The Week We Searched For- October 28, 2011

Posted on Friday, October 28th, 2011 by Print This Post Print This Post

Categories - Featured, News

October 21-28, 2011

Google expands Google Offers- Google is transforming its Offers service with a new partnership with 14 separate daily deal providers. With its new relationships, Google Offers will function as a deals aggregator, delivering users daily offer emails with a mix of offers from its 14 new partners. Google’s new partners include Dealfind, DoodleDeals, Gilt City, GolfNow, HomeRun, Juice in the City, kgbdeals, Mamapedia, Plum District, PopSugar Shop, ReachDeals, Active.com Schwaggle, TIPPR and zozi.

According to a post on Google’s official blog, the goal of the new Offers is to make it easier for users to find an extensive range of daily deals in one place. “We’re making improvements to Google Offers that help address this challenge.” Nitin Mangtani, a group product manager for Google Offers, explains in a blog post.  First, we’re delivering more amazing deals from a bunch of new categories including outdoor adventure sports, luxury experiences, family-friendly events, classes and more. We’re also introducing a personalization quiz to help you find just the deal you want, all in one place.”

Google introduces “bid for calls”- Google announced on Tuesday a new service called “bid for calls.” The new service relies on Google Voice, i.e., Call Metrics, and allows marketers to bid separately on calls. Instead of pay-per-click, it’s pay-per-call. Depending on the success of the service, “PPCall” metrics may become a ranking factor and affect Quality Score. Learn more about PPCall from Google Ads.

Facebook unveils Arctic data center- Facebook unveiled its first international data bank this week. The bank will be located in Lulea in northern Sweden roughly 60 miles from the Arctic Circle. The location’s frigid temperatures will help keep Facebook’s massive “server farms” cool. Facebook will also be able to draw on alternative sources of energy from a dam near the plant’s planned location. The plant should make Facebook’s service quicker and more reliable within the EU.

Google Maps to charge map developers- According to the Google Geo Developers Blog, the days of free loading on Google Maps are coming to an end. Starting in 2012 Google Maps will charge $4/1,000 map loads on sites that exceed 25,000 map loads/day. If you think this may affect your site, Thor Mitchell, Product Manager, Google Maps API, offers an extensive explanation of the new pricing here.
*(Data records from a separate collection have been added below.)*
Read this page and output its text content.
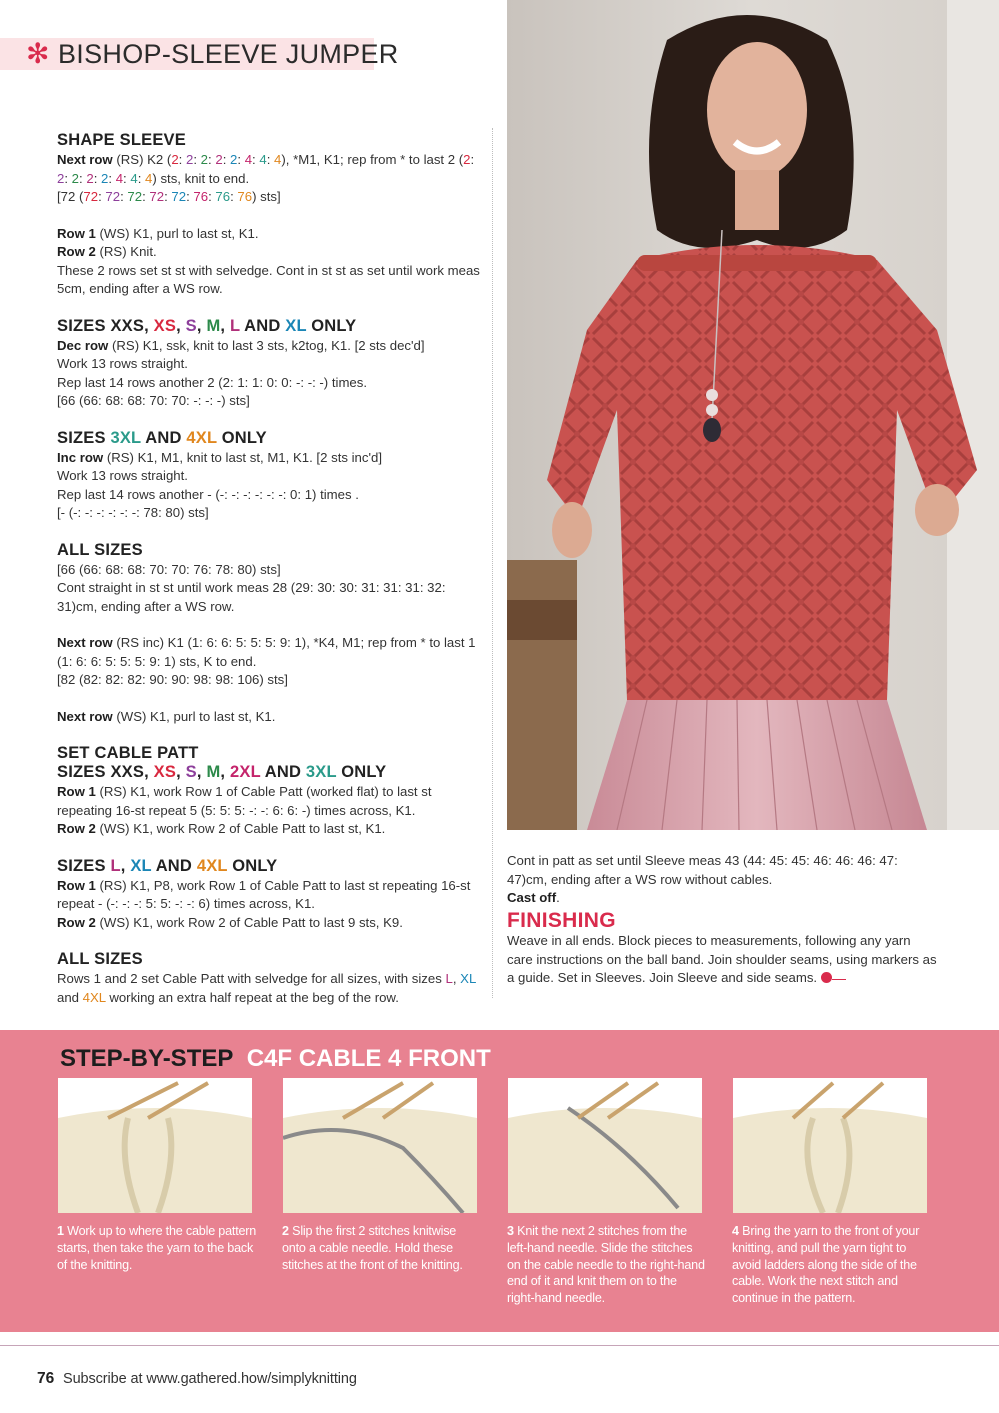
✻ BISHOP-SLEEVE JUMPER
SHAPE SLEEVE

Next row (RS) K2 (2: 2: 2: 2: 2: 4: 4: 4), *M1, K1; rep from * to last 2 (2: 2: 2: 2: 2: 4: 4: 4) sts, knit to end.

[72 (72: 72: 72: 72: 72: 76: 76: 76) sts]

Row 1 (WS) K1, purl to last st, K1.

Row 2 (RS) Knit.

These 2 rows set st st with selvedge. Cont in st st as set until work meas 5cm, ending after a WS row.

SIZES XXS, XS, S, M, L AND XL ONLY

Dec row (RS) K1, ssk, knit to last 3 sts, k2tog, K1. [2 sts dec'd]

Work 13 rows straight.

Rep last 14 rows another 2 (2: 1: 1: 0: 0: -: -: -) times.

[66 (66: 68: 68: 70: 70: -: -: -) sts]

SIZES 3XL AND 4XL ONLY

Inc row (RS) K1, M1, knit to last st, M1, K1. [2 sts inc'd]

Work 13 rows straight.

Rep last 14 rows another - (-: -: -: -: -: -: 0: 1) times .

[- (-: -: -: -: -: -: 78: 80) sts]

ALL SIZES

[66 (66: 68: 68: 70: 70: 76: 78: 80) sts]

Cont straight in st st until work meas 28 (29: 30: 30: 31: 31: 31: 32: 31)cm, ending after a WS row.

Next row (RS inc) K1 (1: 6: 6: 5: 5: 5: 9: 1), *K4, M1; rep from * to last 1 (1: 6: 6: 5: 5: 5: 9: 1) sts, K to end.

[82 (82: 82: 82: 90: 90: 98: 98: 106) sts]

Next row (WS) K1, purl to last st, K1.

SET CABLE PATT
SIZES XXS, XS, S, M, 2XL AND 3XL ONLY

Row 1 (RS) K1, work Row 1 of Cable Patt (worked flat) to last st repeating 16-st repeat 5 (5: 5: 5: -: -: 6: 6: -) times across, K1.

Row 2 (WS) K1, work Row 2 of Cable Patt to last st, K1.

SIZES L, XL AND 4XL ONLY

Row 1 (RS) K1, P8, work Row 1 of Cable Patt to last st repeating 16-st repeat - (-: -: -: 5: 5: -: -: 6) times across, K1.

Row 2 (WS) K1, work Row 2 of Cable Patt to last 9 sts, K9.

ALL SIZES

Rows 1 and 2 set Cable Patt with selvedge for all sizes, with sizes L, XL and 4XL working an extra half repeat at the beg of the row.

Cont in patt as set until Sleeve meas 43 (44: 45: 45: 46: 46: 46: 47: 47)cm, ending after a WS row without cables.

Cast off.

FINISHING

Weave in all ends. Block pieces to measurements, following any yarn care instructions on the ball band. Join shoulder seams, using markers as a guide. Set in Sleeves. Join Sleeve and side seams.

STEP-BY-STEP C4F CABLE 4 FRONT
1 Work up to where the cable pattern starts, then take the yarn to the back of the knitting.
2 Slip the first 2 stitches knitwise onto a cable needle. Hold these stitches at the front of the knitting.
3 Knit the next 2 stitches from the left-hand needle. Slide the stitches on the cable needle to the right-hand end of it and knit them on to the right-hand needle.
4 Bring the yarn to the front of your knitting, and pull the yarn tight to avoid ladders along the side of the cable. Work the next stitch and continue in the pattern.
76 Subscribe at www.gathered.how/simplyknitting
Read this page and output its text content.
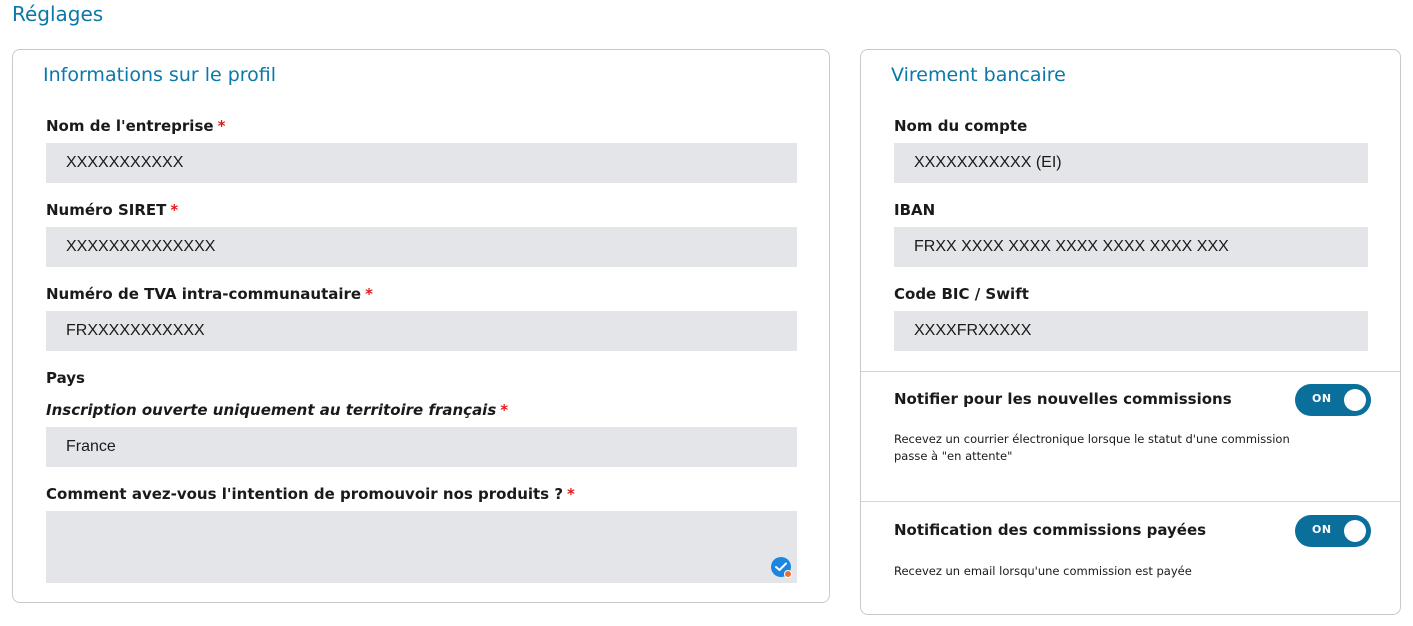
Réglages
Informations sur le profil
Nom de l'entreprise *
XXXXXXXXXXX
Numéro SIRET *
XXXXXXXXXXXXXX
Numéro de TVA intra-communautaire *
FRXXXXXXXXXXX
Pays
Inscription ouverte uniquement au territoire français *
France
Comment avez-vous l'intention de promouvoir nos produits ? *
Virement bancaire
Nom du compte
XXXXXXXXXXX (EI)
IBAN
FRXX XXXX XXXX XXXX XXXX XXXX XXX
Code BIC / Swift
XXXXFRXXXXX
Notifier pour les nouvelles commissions	ON
Recevez un courrier électronique lorsque le statut d'une commission passe à "en attente"
Notification des commissions payées	ON
Recevez un email lorsqu'une commission est payée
Google+ traffic up last month- According to Hitwise, Google+ US usage was up in October. Total visits climbed to 30 percent during October, with 6 million visits per week. Total page views also rose 37 percent to an average of 15 million. Time spent increased 5 percent. Despite the promising stats, Google+ still struggles to capture a significant share of social networking traffic. For more on Hitwise’s data, check out Juan Carlos Perez’s article on PCWorld.

This Week’s Must Reads:

YouTube Close to Announcing Video ‘Channels’- The Wall Street Journal’s Amir Efrati writes about Google’s upcoming announcement that YouTube will begin producing its original content with well-known personalities. Google is rumored to be investing $100 million in the production of original content, in hopes of making YouTube into a “next-generation cable provider overseeing dozens of free online “channels” with professional-grade shows.”

More Than Motorola: Google’s Other Acquisitions This Year- Matt Rosoff from The Atlantic takes a closer look at the 57 acquisitions Google made in the first 9 months of 2011 for a combined price tag of more than $1.4 billion.

Facebook-Led Consortium Plans to Remake Big Computing- Quentin Hardy from the New York Times discusses Facebook’s new effort to create enormous low-cost computing centers around the world in collaboration with other leading tech companies.

9 Reasons Your Display Ads Aren’t Showing- Ami Grant discusses Google’s recently launched Content Ads Diagnostic Tool (CADT), designed to provide marketers with better insight into why or why not their ads were placed across the Google Display Network.